Le seul bagage qui ne pèse jamais trop lourd à l’épaule du voyageur, qu’il ne désire jamais abandonner sur le bord du chemin, c’est sa liberté. Précisément parce qu’il la garde toujours avec lui, rien, ni personne ne peut l’empêcher d’avancer.
Le voyageur peut perdre sa liberté, par inadvertance le plus souvent, mais nul ne peut la lui reprendre. Un lien qui viendrait l’emprisonner n’empêcherait qu’une manière de voyager, parmi beaucoup d’autres. Lorsque des chemins se ferment devant lui, d’autres s’ouvrent presque aussitôt, dans des directions qu’il n’aurait sans cela jamais imaginées. Rien, ni personne qui puisse détruire, qui puisse même atteindre, tout au fond de son être, l’ultime racine, d’où rejaillira bientôt un arbre au tronc vigoureux, aux embranchements innombrables.

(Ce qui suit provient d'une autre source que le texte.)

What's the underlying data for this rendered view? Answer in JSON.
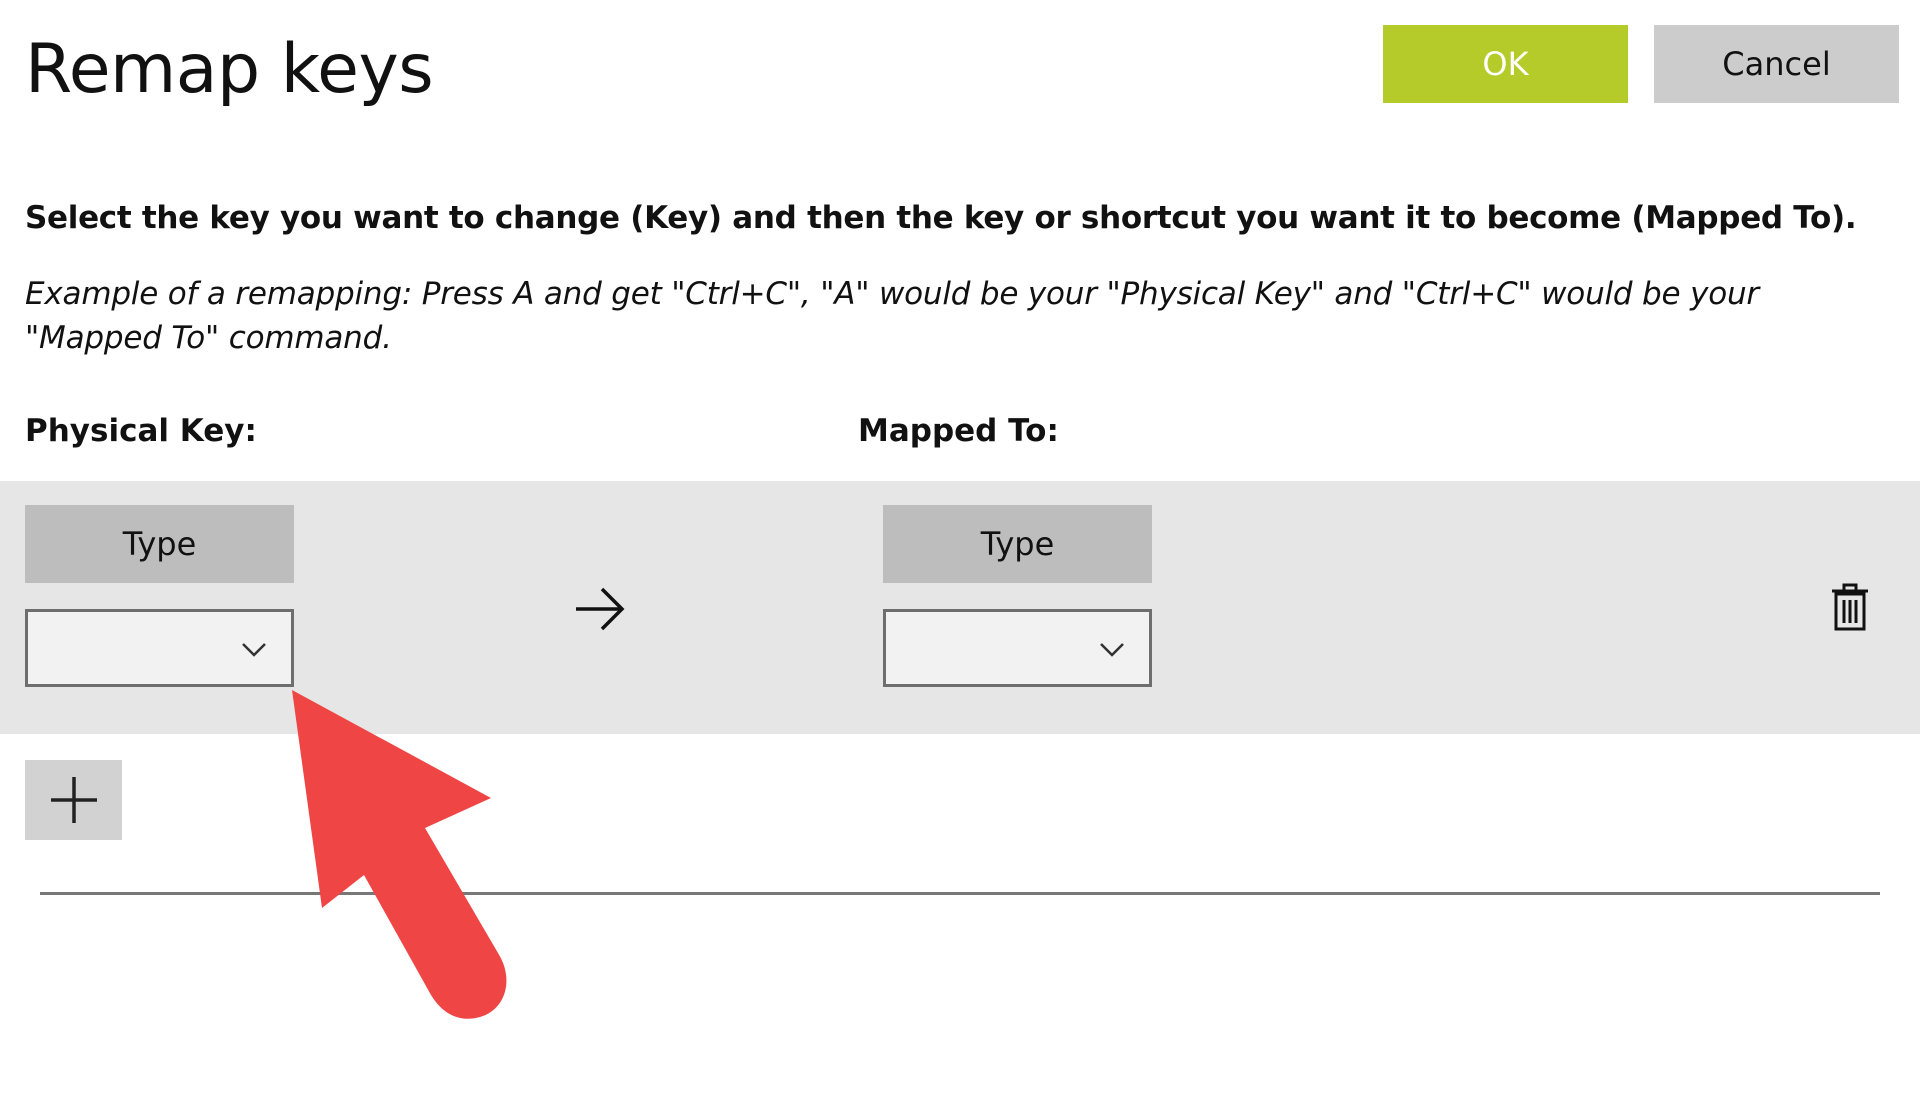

Que faire lorsque le chemin est coupé ? S’arrêter, et regarder attentivement autour de soi. Peut-être l’obstacle n’est pas si infranchissable, peut-être un sentier le contourne, peut-être une autre direction se dessine… Ce n’est cependant pas le voyageur qui repère le détour, ou qui débusque un autre chemin — ce sont eux qui l’appellent, qui lui font signe. Il y a une manière de guetter qui permet d’entendre leur appel discret. Il s’agit d’être actif, mais sans bouger, mais sans vouloir. Atteindre à la liberté parfaite, en effet, ce n’est pas obtenir tout ce que veut la volonté — c’est avoir cessé de vouloir. Le voyageur ne cherche plus. Ne décide rien. Ne trouve pas davantage. Simplement, il y a de la décision, il y a des trouvailles… ("Il y a" ne s’oppose pas au voyageur, mais le contient, y est contenu). C’est pourquoi le dernier bagage que celui-ci doit laisser sur son chemin, le dernier lien duquel il doit se libérer, c’est sa propre liberté.

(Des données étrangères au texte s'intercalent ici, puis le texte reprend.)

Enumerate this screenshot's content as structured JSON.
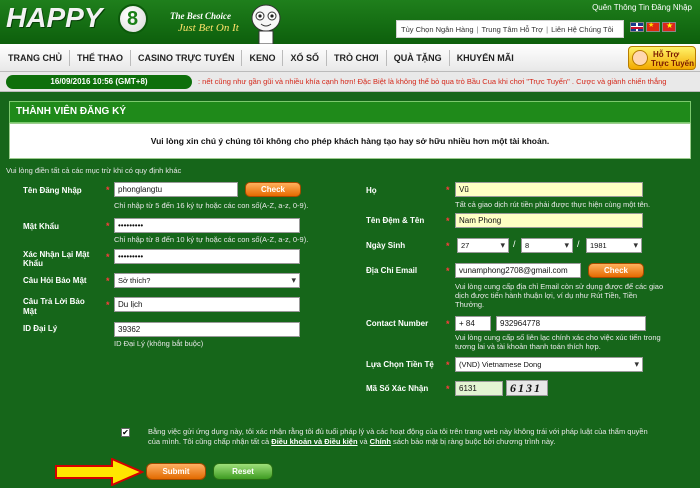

L’excès de choix dans les directions à prendre — tel est l’obstacle paradoxal, et insidieux. Le chemin que trace en travers du sien la liberté d’un autre — tel est l’obstacle déconcertant : laquelle est juste, en effet, de ces deux libertés contradictoires ? Ce n’est à aucun des voyageurs d’en juger, ce n’est aucun d’eux qui pourrait le savoir, ce n’est à aucun que ce savoir pourrait être utile — même si l’autre est un bandit de grand chemin, même s’il est un fauve affamé ! Dans tous les cas, accepter l’arrêt que le monde impose, et guetter, sans bouger, sans vouloir. L’obstacle, lui aussi, fait partie du voyage. Il est le passage resserré qui ouvre sur de plus grands espaces, qui mène plus profond dans l’épaisseur du monde. Même si le voyageur l’oublie parfois, l’obstacle est tracé, creusé par celui-là même qui le rencontre en travers de son chemin.
La liberté du voyageur n’est rien de plus que la liberté du monde. Cela annule-t-il sa responsabilité ? Bien au contraire : la responsabilité du voyageur n’est rien de moins que la responsabilité du monde.